The city is represented as de-wilded and re-ordered spaces where savage wilderness is bulldozed over and transformed into ‘cultured’ landscapes. Physical and metaphorical boundaries delineate precise spatial order and division between human and wildlife spaces perpetuating the construct of socio-spatial belonging. Yet, overcoming ecological barriers, synanthropic species triumphed over the prescribed urban grid, spilling over into the everyday anthropogenic spaces. Against the geographical and ideological boundaries, these movements against the grain of urban design are interpreted as the transgressions of species boundaries. With the city’s taxonomic absolutism in spatial design, the transboundary movement of animals has inevitably escalated human-wildlife intolerance and conflict.
Wild Neighbours challenges this spatial fetishism through its visualization of privately-owned wildlife habitat – the allocation of green nodes and networks within privatized plots. Concurrently, the architecture responds by envisioning a trans-species facade system through the interweaving of habitat niches along its facade. The newfound architecture therein reimagines a trans-species conviviality space where different life forms may flourish in an intimate yet respectful proximity.

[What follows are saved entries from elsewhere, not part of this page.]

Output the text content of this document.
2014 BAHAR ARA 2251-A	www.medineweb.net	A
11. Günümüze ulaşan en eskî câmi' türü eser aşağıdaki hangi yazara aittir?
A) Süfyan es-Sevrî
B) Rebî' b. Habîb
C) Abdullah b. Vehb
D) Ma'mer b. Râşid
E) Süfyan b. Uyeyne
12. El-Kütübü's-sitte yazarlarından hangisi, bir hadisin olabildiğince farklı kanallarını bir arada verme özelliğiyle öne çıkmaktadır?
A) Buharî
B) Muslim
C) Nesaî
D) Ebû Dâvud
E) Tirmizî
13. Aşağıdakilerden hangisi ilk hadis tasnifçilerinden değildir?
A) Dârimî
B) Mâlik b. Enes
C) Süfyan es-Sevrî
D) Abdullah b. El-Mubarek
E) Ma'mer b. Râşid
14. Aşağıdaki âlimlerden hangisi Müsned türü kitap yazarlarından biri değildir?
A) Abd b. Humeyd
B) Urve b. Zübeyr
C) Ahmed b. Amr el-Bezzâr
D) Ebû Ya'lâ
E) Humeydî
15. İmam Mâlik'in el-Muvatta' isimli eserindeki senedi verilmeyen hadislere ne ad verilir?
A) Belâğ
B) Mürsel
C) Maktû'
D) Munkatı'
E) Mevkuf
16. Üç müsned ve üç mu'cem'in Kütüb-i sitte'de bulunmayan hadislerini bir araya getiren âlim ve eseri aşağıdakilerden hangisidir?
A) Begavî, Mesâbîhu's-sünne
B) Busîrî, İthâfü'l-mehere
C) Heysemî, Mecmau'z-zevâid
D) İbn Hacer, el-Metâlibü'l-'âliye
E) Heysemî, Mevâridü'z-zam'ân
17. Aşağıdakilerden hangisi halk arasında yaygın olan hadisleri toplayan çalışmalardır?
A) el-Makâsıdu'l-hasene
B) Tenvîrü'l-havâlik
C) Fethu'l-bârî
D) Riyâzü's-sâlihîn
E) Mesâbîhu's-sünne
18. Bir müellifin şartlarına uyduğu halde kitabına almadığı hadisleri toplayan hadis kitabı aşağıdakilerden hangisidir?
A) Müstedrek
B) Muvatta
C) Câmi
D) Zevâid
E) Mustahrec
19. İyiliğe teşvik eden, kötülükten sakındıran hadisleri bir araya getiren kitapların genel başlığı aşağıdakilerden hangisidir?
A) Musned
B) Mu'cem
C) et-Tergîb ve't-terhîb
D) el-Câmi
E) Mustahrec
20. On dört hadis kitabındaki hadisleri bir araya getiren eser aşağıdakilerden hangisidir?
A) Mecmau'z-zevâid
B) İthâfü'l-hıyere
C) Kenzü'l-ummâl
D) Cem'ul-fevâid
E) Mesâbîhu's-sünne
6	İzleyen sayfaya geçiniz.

‘Ecotone’ is an edge or buffer between adjacent ecosystems. Yiling Kirk asks if architecture, on the fringe of urban settlements, might act as an ecotone, bridging human and non-human habitats. The site is on the periphery of the Bukit Timah Nature Reserve; the brief is a residential development of about 417 apartment units – a large condominium by Singapore standards. Here, Yiling positions built form as an intentional duality: separating humans from some wildlife – snakes and wild boars – and creating shared space with others – birds and small mammals. The facade that faces the Reserve is the innovation here, asking why we must choose between built or natural. Why not both?- Assoc. Prof. Nirmal Tulsidas Kishnani (Dr.)